Вначале, первое время, надежда теплилась: может, изменится что? Завод, потом остатки его продавали да перепродавали. Всякий раз при такой вести разговоры шли: пришел нормальный хозяин, он все восстановит. Заказы есть, начнется работа.
Но раз от разу надежда все более гасла. Накапливалась горечь. Порою вспыхивала молодая отчаянная злость, которая в конце концов и привела Ивана к часу нынешнему: далекое Задонье, глухая ночь, одиночество, тьма, безлюдье, протяжный клич одинокого лося, похожий на стон. А может, это вовсе не лось, а что-то иное стонет и плачет в полуночной тьме.
Еще вчера рядом были дорогие люди: жена, отец, сыновья. Погожие день и вечер, потом лунная ночь.

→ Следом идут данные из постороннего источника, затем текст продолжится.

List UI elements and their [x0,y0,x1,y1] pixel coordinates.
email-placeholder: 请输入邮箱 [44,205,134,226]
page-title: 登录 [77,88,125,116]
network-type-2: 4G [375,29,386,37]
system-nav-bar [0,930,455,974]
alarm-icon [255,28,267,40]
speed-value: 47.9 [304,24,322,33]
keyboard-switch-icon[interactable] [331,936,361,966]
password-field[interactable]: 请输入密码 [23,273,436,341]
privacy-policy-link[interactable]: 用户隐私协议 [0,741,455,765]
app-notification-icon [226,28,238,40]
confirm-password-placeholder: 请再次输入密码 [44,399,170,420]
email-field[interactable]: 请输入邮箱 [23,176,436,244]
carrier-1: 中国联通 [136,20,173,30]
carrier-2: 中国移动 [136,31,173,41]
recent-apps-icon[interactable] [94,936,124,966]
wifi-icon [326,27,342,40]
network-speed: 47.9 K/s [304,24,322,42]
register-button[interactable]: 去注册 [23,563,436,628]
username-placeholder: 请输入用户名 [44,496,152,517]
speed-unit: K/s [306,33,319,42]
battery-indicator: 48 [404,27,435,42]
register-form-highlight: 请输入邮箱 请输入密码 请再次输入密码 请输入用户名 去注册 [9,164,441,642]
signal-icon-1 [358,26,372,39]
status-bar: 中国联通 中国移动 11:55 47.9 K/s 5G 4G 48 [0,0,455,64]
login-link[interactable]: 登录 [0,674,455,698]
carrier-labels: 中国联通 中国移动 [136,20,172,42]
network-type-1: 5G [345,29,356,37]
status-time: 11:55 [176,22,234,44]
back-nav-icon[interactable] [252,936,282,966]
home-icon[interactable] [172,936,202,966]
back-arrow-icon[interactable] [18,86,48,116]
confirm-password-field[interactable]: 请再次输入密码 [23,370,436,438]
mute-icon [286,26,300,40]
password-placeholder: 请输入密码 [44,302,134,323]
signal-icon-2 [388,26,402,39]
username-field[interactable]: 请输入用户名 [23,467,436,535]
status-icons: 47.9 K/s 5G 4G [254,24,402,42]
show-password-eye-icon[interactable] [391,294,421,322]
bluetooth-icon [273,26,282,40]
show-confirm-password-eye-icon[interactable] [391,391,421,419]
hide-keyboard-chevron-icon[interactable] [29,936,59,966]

Прощаясь с летом, устроили праздник. Раков ловили на отмели, с фонарем, с лодки. Потом их варили на берегу, на костре. Светлая была ночь, лунная. Пресное дыхание воды. Старые могучие тополя, развесистые ивы; горечь осенней листвы и коры, пряная сладость пахучего иссопа — донского ладана, что растет и цветет на кручах до самых морозов. Младший сынишка Тимоша просил и просил: «Мама, папа. Не надо к врачу ехать. Уже не болит ушко».
Прежде они были вместе: Иван, Ольга, младший сын Тимоша, а летней порой и старший — Василий. Особенно Тимоша прижился здесь: степной простор, речка, всякое зверье и птицы, домашняя животина, большая и малая, пастьба, огород, в котором «много всего»: «малиновый рай» да «клубничный рай».
Теперь лето кончилось, все самое трудное позади. Надо было Тимошино ушко врачу показать. Потому и уезжали все разом, оставляя на поместье хозяина и работника Мышкина. Тимоша уезжать не хотел: «Папа, мама… Не болит у меня…»
Словно помогая взрослым, погожая лунная ночь сменилась хмаристым утром. Родные заторопились, чтобы не попасть в дождь и не застрять где-нибудь. Случалось такое. Не дай бог.
Они уехали. Дождь так и не пришел. Тянулся день тусклый, но теплый. Лишь к вечеру проглянуло солнце, но село в тучу. По-осеннему быстро завечерело. Настала ночь. А потом — внезапное пробужденье и непонятный страх. Даже к ружью рука потянулась. Раньше такого не случалось. Слава богу, быстро прошло. Ружье — ни к чему. Оно годилось в жизни прежней, когда Иван занимался извозом. Московская трасса, а хуже ее — ростовская трасса да калмыцкая степь. Порою не ружье, но автомат, гранатомет пригодились бы. Едешь, не знаешь, где тебя остановят и что потребуют. Настоящие бандюки, местная шпана, которая у дорог пасется. А еще — менты, они порою страшней бандюков и шпаны. Что днем, что ночью.